Hi,
HTA's are a very good model for client UI, the security is not an issue
- it's "automatic". They allow you to create W3C compliant end-user apps
with zero deployment.
The big downside is that there's zero revenue for Microsoft from their
use, so obviously Microosft is not going to be pushing their use.
It's important the original poster understands the difference between
ASP.NET and HTAs, in that ASP is for client/server apps and HTAs are for
local apps. e.g. you would not use HTAs for a world-wide-web site
providing a nation-wide telephone directory. Conversely, you would not
use ASP.NET to provide a mobile sales rep with a CD-RW backup facility
for their laptop - you give them an HTA.
Smart-clients are a joke in all but 1 in 1000 real-world scenarios. A
simple example is the services I currently run can be used from hotel
rooms, internet cafe's and broken down home-user Win95 computers, Linux
boxes, Mac boxes, internet TVs and handhelds. See how well your lame-ass
"smart-client" app works on these systems??
The future is the W3C.
The way I write apps, is to write them once and never deploy them.
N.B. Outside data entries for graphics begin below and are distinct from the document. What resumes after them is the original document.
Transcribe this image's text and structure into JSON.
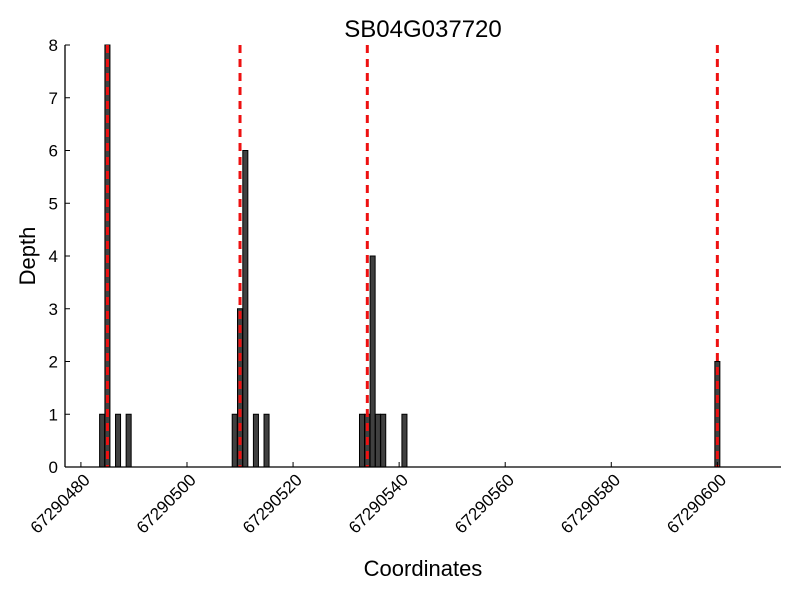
{
  "chart_data": {
    "type": "bar",
    "title": "SB04G037720",
    "xlabel": "Coordinates",
    "ylabel": "Depth",
    "xlim": [
      67290477,
      67290612
    ],
    "ylim": [
      0,
      8
    ],
    "xticks": [
      67290480,
      67290500,
      67290520,
      67290540,
      67290560,
      67290580,
      67290600
    ],
    "xtick_labels": [
      "67290480",
      "67290500",
      "67290520",
      "67290540",
      "67290560",
      "67290580",
      "67290600"
    ],
    "yticks": [
      0,
      1,
      2,
      3,
      4,
      5,
      6,
      7,
      8
    ],
    "ytick_labels": [
      "0",
      "1",
      "2",
      "3",
      "4",
      "5",
      "6",
      "7",
      "8"
    ],
    "grid": false,
    "colors": {
      "bar": "#404040",
      "marker": "#ee1111"
    },
    "bars": [
      {
        "x": 67290484,
        "value": 1
      },
      {
        "x": 67290485,
        "value": 8
      },
      {
        "x": 67290487,
        "value": 1
      },
      {
        "x": 67290489,
        "value": 1
      },
      {
        "x": 67290509,
        "value": 1
      },
      {
        "x": 67290510,
        "value": 3
      },
      {
        "x": 67290511,
        "value": 6
      },
      {
        "x": 67290513,
        "value": 1
      },
      {
        "x": 67290515,
        "value": 1
      },
      {
        "x": 67290533,
        "value": 1
      },
      {
        "x": 67290534,
        "value": 1
      },
      {
        "x": 67290535,
        "value": 4
      },
      {
        "x": 67290536,
        "value": 1
      },
      {
        "x": 67290537,
        "value": 1
      },
      {
        "x": 67290541,
        "value": 1
      },
      {
        "x": 67290600,
        "value": 2
      }
    ],
    "markers": [
      67290485,
      67290510,
      67290534,
      67290600
    ]
  }
}
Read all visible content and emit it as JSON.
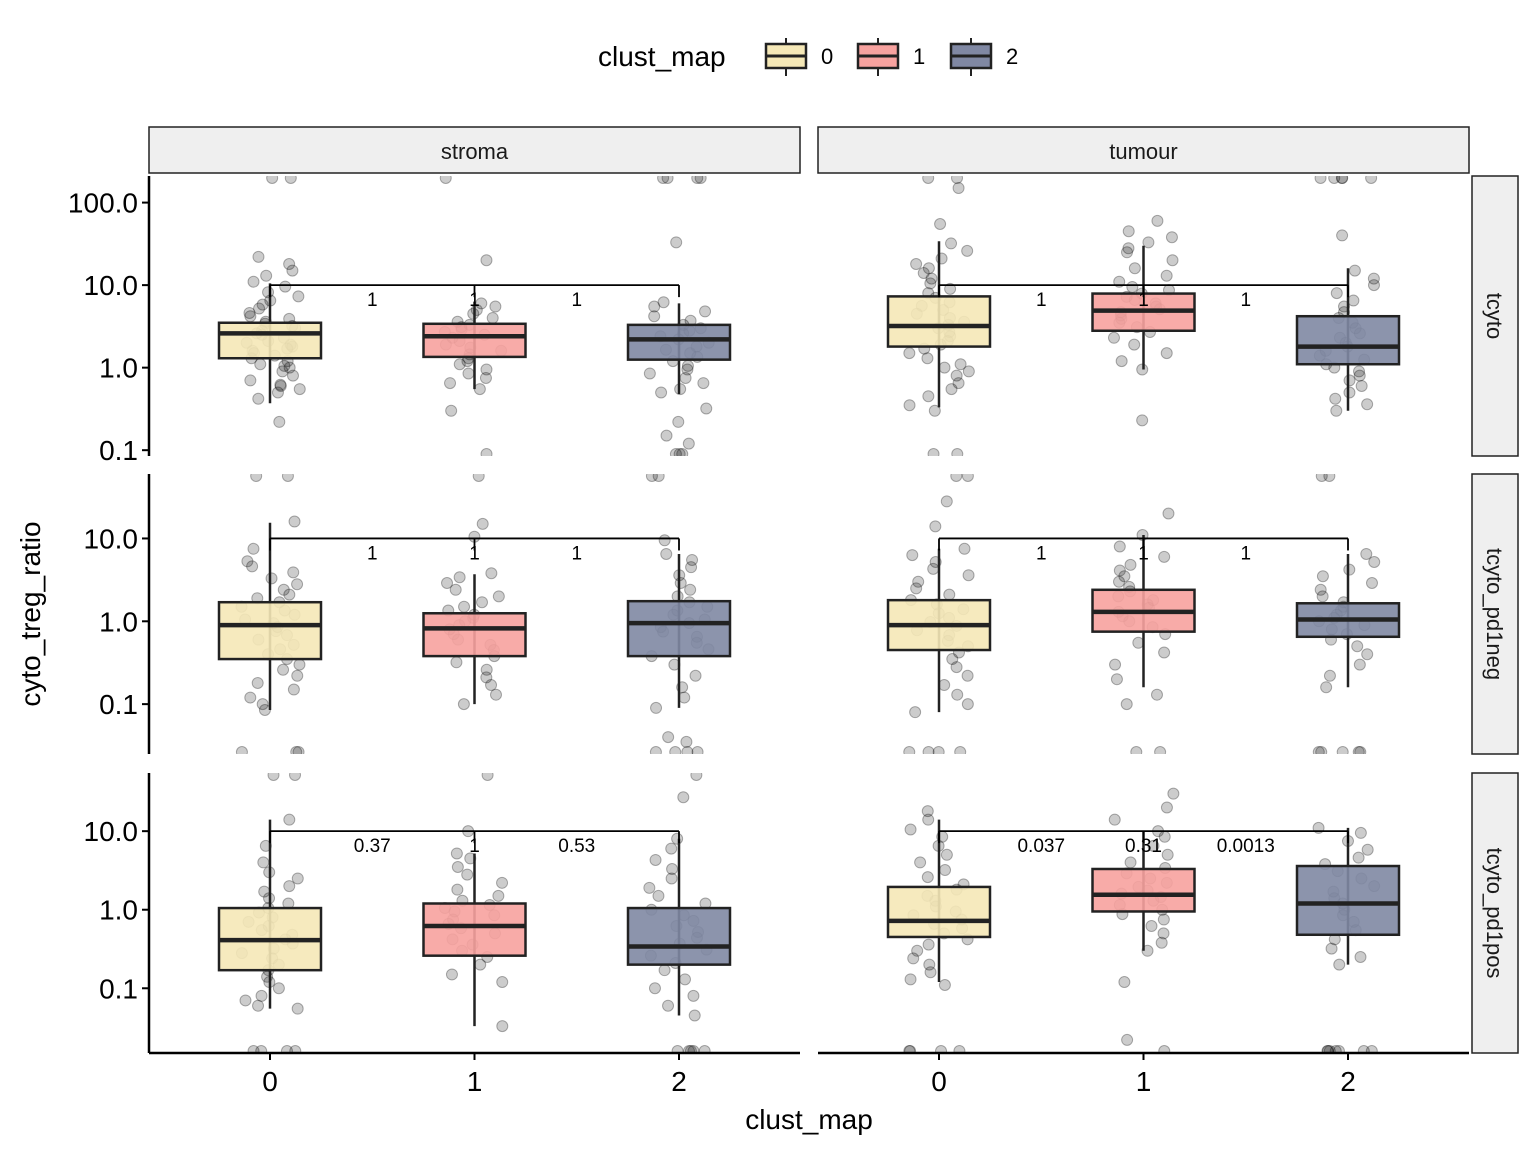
{
  "chart_data": {
    "type": "boxplot",
    "xlabel": "clust_map",
    "ylabel": "cyto_treg_ratio",
    "y_scale": "log10",
    "legend": {
      "title": "clust_map",
      "placement": "top",
      "entries": [
        {
          "label": "0",
          "color": "#F5E8B7"
        },
        {
          "label": "1",
          "color": "#F7A29F"
        },
        {
          "label": "2",
          "color": "#8088A3"
        }
      ]
    },
    "categories": [
      "0",
      "1",
      "2"
    ],
    "columns": [
      "stroma",
      "tumour"
    ],
    "rows": [
      "tcyto",
      "tcyto_pd1neg",
      "tcyto_pd1pos"
    ],
    "panels": [
      {
        "column": "stroma",
        "row": "tcyto",
        "ylim": [
          0.085,
          210
        ],
        "y_ticks": [
          0.1,
          1.0,
          10.0,
          100.0
        ],
        "y_tick_labels": [
          "0.1",
          "1.0",
          "10.0",
          "100.0"
        ],
        "bracket_y": 10.0,
        "p_values": [
          "1",
          "1",
          "1"
        ],
        "boxes": [
          {
            "category": "0",
            "whisker_low": 0.37,
            "q1": 1.3,
            "median": 2.6,
            "q3": 3.5,
            "whisker_high": 10.5,
            "points": [
              0.22,
              0.42,
              0.5,
              0.55,
              0.6,
              0.62,
              0.7,
              0.8,
              0.9,
              1.0,
              1.05,
              1.1,
              1.2,
              1.3,
              1.4,
              1.5,
              1.6,
              1.7,
              1.8,
              1.9,
              2.0,
              2.1,
              2.3,
              2.5,
              2.6,
              2.8,
              3.0,
              3.2,
              3.4,
              3.6,
              3.9,
              4.2,
              4.6,
              5.2,
              5.8,
              6.5,
              7.3,
              8.2,
              9.6,
              11,
              13,
              15,
              18,
              22,
              210,
              210
            ]
          },
          {
            "category": "1",
            "whisker_low": 0.55,
            "q1": 1.35,
            "median": 2.4,
            "q3": 3.4,
            "whisker_high": 6.3,
            "points": [
              0.08,
              0.3,
              0.55,
              0.65,
              0.75,
              0.85,
              0.95,
              1.1,
              1.2,
              1.3,
              1.45,
              1.6,
              1.75,
              1.9,
              2.1,
              2.3,
              2.5,
              2.7,
              2.9,
              3.1,
              3.3,
              3.6,
              4.0,
              4.5,
              5.0,
              5.5,
              6.0,
              20,
              210
            ]
          },
          {
            "category": "2",
            "whisker_low": 0.48,
            "q1": 1.25,
            "median": 2.2,
            "q3": 3.3,
            "whisker_high": 6.0,
            "points": [
              0.085,
              0.085,
              0.085,
              0.12,
              0.15,
              0.22,
              0.32,
              0.5,
              0.55,
              0.65,
              0.75,
              0.85,
              0.95,
              1.05,
              1.2,
              1.35,
              1.5,
              1.65,
              1.8,
              2.0,
              2.2,
              2.4,
              2.6,
              2.8,
              3.0,
              3.3,
              3.7,
              4.2,
              4.8,
              5.5,
              6.2,
              33,
              210,
              210,
              210,
              210
            ]
          }
        ]
      },
      {
        "column": "tumour",
        "row": "tcyto",
        "ylim": [
          0.085,
          210
        ],
        "y_ticks": [
          0.1,
          1.0,
          10.0,
          100.0
        ],
        "y_tick_labels": [
          "0.1",
          "1.0",
          "10.0",
          "100.0"
        ],
        "bracket_y": 10.0,
        "p_values": [
          "1",
          "1",
          "1"
        ],
        "boxes": [
          {
            "category": "0",
            "whisker_low": 0.33,
            "q1": 1.8,
            "median": 3.2,
            "q3": 7.3,
            "whisker_high": 34,
            "points": [
              0.085,
              0.085,
              0.3,
              0.35,
              0.45,
              0.55,
              0.65,
              0.8,
              0.9,
              1.0,
              1.1,
              1.3,
              1.5,
              1.7,
              1.9,
              2.1,
              2.4,
              2.7,
              3.0,
              3.3,
              3.6,
              4.0,
              4.5,
              5.0,
              5.6,
              6.2,
              7.0,
              8.0,
              9.0,
              10.5,
              12,
              14,
              16,
              18,
              21,
              26,
              32,
              55,
              150,
              210,
              210
            ]
          },
          {
            "category": "1",
            "whisker_low": 0.95,
            "q1": 2.8,
            "median": 4.9,
            "q3": 7.9,
            "whisker_high": 30,
            "points": [
              0.23,
              0.95,
              1.2,
              1.5,
              1.9,
              2.3,
              2.7,
              3.1,
              3.5,
              3.9,
              4.3,
              4.7,
              5.1,
              5.5,
              6.0,
              6.6,
              7.2,
              7.9,
              8.7,
              9.5,
              11,
              13,
              16,
              20,
              25,
              28,
              33,
              38,
              45,
              60
            ]
          },
          {
            "category": "2",
            "whisker_low": 0.3,
            "q1": 1.1,
            "median": 1.8,
            "q3": 4.2,
            "whisker_high": 16,
            "points": [
              0.3,
              0.36,
              0.42,
              0.5,
              0.6,
              0.7,
              0.8,
              0.9,
              1.0,
              1.1,
              1.25,
              1.4,
              1.6,
              1.8,
              2.0,
              2.3,
              2.6,
              3.0,
              3.5,
              4.0,
              4.7,
              5.5,
              6.5,
              8.0,
              10,
              12,
              15,
              40,
              210,
              210,
              210,
              210,
              210
            ]
          }
        ]
      },
      {
        "column": "stroma",
        "row": "tcyto_pd1neg",
        "ylim": [
          0.025,
          60
        ],
        "y_ticks": [
          0.1,
          1.0,
          10.0
        ],
        "y_tick_labels": [
          "0.1",
          "1.0",
          "10.0"
        ],
        "bracket_y": 10.0,
        "p_values": [
          "1",
          "1",
          "1"
        ],
        "boxes": [
          {
            "category": "0",
            "whisker_low": 0.085,
            "q1": 0.35,
            "median": 0.9,
            "q3": 1.7,
            "whisker_high": 15.5,
            "points": [
              0.025,
              0.025,
              0.025,
              0.085,
              0.1,
              0.12,
              0.15,
              0.18,
              0.22,
              0.26,
              0.3,
              0.35,
              0.4,
              0.46,
              0.52,
              0.6,
              0.68,
              0.76,
              0.85,
              0.95,
              1.05,
              1.2,
              1.35,
              1.5,
              1.7,
              1.9,
              2.1,
              2.4,
              2.8,
              3.3,
              3.9,
              4.6,
              5.3,
              7.5,
              16,
              60,
              60
            ]
          },
          {
            "category": "1",
            "whisker_low": 0.1,
            "q1": 0.38,
            "median": 0.82,
            "q3": 1.25,
            "whisker_high": 3.7,
            "points": [
              0.1,
              0.13,
              0.17,
              0.21,
              0.26,
              0.32,
              0.38,
              0.45,
              0.52,
              0.6,
              0.7,
              0.8,
              0.9,
              1.0,
              1.1,
              1.2,
              1.35,
              1.5,
              1.7,
              2.0,
              2.4,
              2.9,
              3.4,
              3.8,
              10.5,
              15,
              60
            ]
          },
          {
            "category": "2",
            "whisker_low": 0.09,
            "q1": 0.38,
            "median": 0.95,
            "q3": 1.75,
            "whisker_high": 6.5,
            "points": [
              0.025,
              0.025,
              0.025,
              0.025,
              0.035,
              0.04,
              0.09,
              0.12,
              0.16,
              0.22,
              0.3,
              0.38,
              0.46,
              0.55,
              0.65,
              0.75,
              0.85,
              0.95,
              1.05,
              1.2,
              1.35,
              1.5,
              1.7,
              2.0,
              2.4,
              2.9,
              3.6,
              4.5,
              5.5,
              6.5,
              9.5,
              60,
              60
            ]
          }
        ]
      },
      {
        "column": "tumour",
        "row": "tcyto_pd1neg",
        "ylim": [
          0.025,
          60
        ],
        "y_ticks": [
          0.1,
          1.0,
          10.0
        ],
        "y_tick_labels": [
          "0.1",
          "1.0",
          "10.0"
        ],
        "bracket_y": 10.0,
        "p_values": [
          "1",
          "1",
          "1"
        ],
        "boxes": [
          {
            "category": "0",
            "whisker_low": 0.08,
            "q1": 0.45,
            "median": 0.9,
            "q3": 1.8,
            "whisker_high": 7.5,
            "points": [
              0.025,
              0.025,
              0.025,
              0.025,
              0.08,
              0.1,
              0.13,
              0.17,
              0.22,
              0.28,
              0.35,
              0.42,
              0.5,
              0.58,
              0.68,
              0.78,
              0.88,
              0.98,
              1.1,
              1.25,
              1.4,
              1.6,
              1.8,
              2.1,
              2.5,
              3.0,
              3.6,
              4.3,
              5.2,
              6.3,
              7.5,
              14,
              28,
              60,
              60
            ]
          },
          {
            "category": "1",
            "whisker_low": 0.16,
            "q1": 0.75,
            "median": 1.3,
            "q3": 2.4,
            "whisker_high": 11,
            "points": [
              0.025,
              0.025,
              0.1,
              0.13,
              0.2,
              0.3,
              0.42,
              0.55,
              0.7,
              0.85,
              1.0,
              1.15,
              1.3,
              1.45,
              1.6,
              1.8,
              2.0,
              2.3,
              2.6,
              3.0,
              3.5,
              4.1,
              4.8,
              6.0,
              8.0,
              11,
              20
            ]
          },
          {
            "category": "2",
            "whisker_low": 0.16,
            "q1": 0.65,
            "median": 1.05,
            "q3": 1.65,
            "whisker_high": 6.5,
            "points": [
              0.025,
              0.025,
              0.025,
              0.025,
              0.025,
              0.16,
              0.22,
              0.3,
              0.4,
              0.5,
              0.6,
              0.7,
              0.8,
              0.9,
              1.0,
              1.1,
              1.2,
              1.35,
              1.5,
              1.7,
              2.0,
              2.4,
              2.9,
              3.5,
              4.2,
              5.2,
              6.5,
              60,
              60
            ]
          }
        ]
      },
      {
        "column": "stroma",
        "row": "tcyto_pd1pos",
        "ylim": [
          0.015,
          55
        ],
        "y_ticks": [
          0.1,
          1.0,
          10.0
        ],
        "y_tick_labels": [
          "0.1",
          "1.0",
          "10.0"
        ],
        "bracket_y": 10.0,
        "p_values": [
          "0.37",
          "1",
          "0.53"
        ],
        "boxes": [
          {
            "category": "0",
            "whisker_low": 0.055,
            "q1": 0.17,
            "median": 0.41,
            "q3": 1.05,
            "whisker_high": 14,
            "points": [
              0.015,
              0.015,
              0.015,
              0.015,
              0.055,
              0.06,
              0.07,
              0.08,
              0.1,
              0.12,
              0.14,
              0.17,
              0.2,
              0.24,
              0.28,
              0.32,
              0.37,
              0.42,
              0.48,
              0.55,
              0.62,
              0.7,
              0.8,
              0.92,
              1.05,
              1.2,
              1.4,
              1.7,
              2.0,
              2.5,
              3.0,
              4.0,
              6.5,
              14,
              55,
              55
            ]
          },
          {
            "category": "1",
            "whisker_low": 0.033,
            "q1": 0.26,
            "median": 0.62,
            "q3": 1.2,
            "whisker_high": 5.2,
            "points": [
              0.033,
              0.12,
              0.15,
              0.2,
              0.25,
              0.3,
              0.36,
              0.42,
              0.5,
              0.58,
              0.66,
              0.75,
              0.85,
              0.95,
              1.05,
              1.15,
              1.3,
              1.5,
              1.8,
              2.2,
              2.8,
              3.5,
              4.5,
              5.2,
              10,
              55
            ]
          },
          {
            "category": "2",
            "whisker_low": 0.045,
            "q1": 0.2,
            "median": 0.34,
            "q3": 1.05,
            "whisker_high": 8,
            "points": [
              0.015,
              0.015,
              0.015,
              0.015,
              0.015,
              0.045,
              0.06,
              0.08,
              0.1,
              0.13,
              0.17,
              0.21,
              0.26,
              0.31,
              0.37,
              0.44,
              0.52,
              0.62,
              0.72,
              0.85,
              1.0,
              1.2,
              1.5,
              1.9,
              2.5,
              3.3,
              4.3,
              6,
              8,
              27,
              55
            ]
          }
        ]
      },
      {
        "column": "tumour",
        "row": "tcyto_pd1pos",
        "ylim": [
          0.015,
          55
        ],
        "y_ticks": [
          0.1,
          1.0,
          10.0
        ],
        "y_tick_labels": [
          "0.1",
          "1.0",
          "10.0"
        ],
        "bracket_y": 10.0,
        "p_values": [
          "0.037",
          "0.31",
          "0.0013"
        ],
        "boxes": [
          {
            "category": "0",
            "whisker_low": 0.12,
            "q1": 0.45,
            "median": 0.72,
            "q3": 1.95,
            "whisker_high": 14,
            "points": [
              0.015,
              0.015,
              0.015,
              0.015,
              0.11,
              0.13,
              0.16,
              0.2,
              0.24,
              0.3,
              0.36,
              0.42,
              0.5,
              0.58,
              0.66,
              0.75,
              0.85,
              0.95,
              1.1,
              1.3,
              1.5,
              1.8,
              2.1,
              2.6,
              3.2,
              4.0,
              5.0,
              6.5,
              8.5,
              10.5,
              14,
              18
            ]
          },
          {
            "category": "1",
            "whisker_low": 0.3,
            "q1": 0.95,
            "median": 1.55,
            "q3": 3.3,
            "whisker_high": 10,
            "points": [
              0.015,
              0.022,
              0.12,
              0.3,
              0.38,
              0.5,
              0.62,
              0.75,
              0.88,
              1.0,
              1.15,
              1.3,
              1.45,
              1.6,
              1.75,
              1.95,
              2.2,
              2.5,
              2.9,
              3.4,
              4.0,
              5.0,
              6.5,
              8.5,
              10,
              14,
              20,
              30
            ]
          },
          {
            "category": "2",
            "whisker_low": 0.2,
            "q1": 0.48,
            "median": 1.2,
            "q3": 3.6,
            "whisker_high": 11,
            "points": [
              0.015,
              0.015,
              0.015,
              0.015,
              0.015,
              0.015,
              0.015,
              0.2,
              0.25,
              0.32,
              0.42,
              0.55,
              0.7,
              0.85,
              1.0,
              1.2,
              1.4,
              1.7,
              2.0,
              2.5,
              3.1,
              3.8,
              4.6,
              5.8,
              7.5,
              9.5,
              11
            ]
          }
        ]
      }
    ]
  }
}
People simply type in "www.mydomain.com/myapp" and of they go. They get
superior client-side interaction from W3C compliant DOM and it's way
ahead of anything you can do in .NET with WinForms/Avalon (or whatever).
Bryan Lynn wrote:
Good info Clinton -- thanks!
By their nature, HTAs are not secure. HTAs essentially run like IE w/
out any of IE's security constraints -- that's the whole point of them.
Because they bypass IE's security model, this allows you to use HTML
and script (vb script, jscript, etc) to build rich "web" apps that can
interact with the user's file system, registry, etc (just like real
applications do).
So from a security standpoint, HTAs are like EXEs. HTAs are trusted
applications that should only be run from trusted sources -- and b/c of
this "trust", they have full permissions much like an EXE.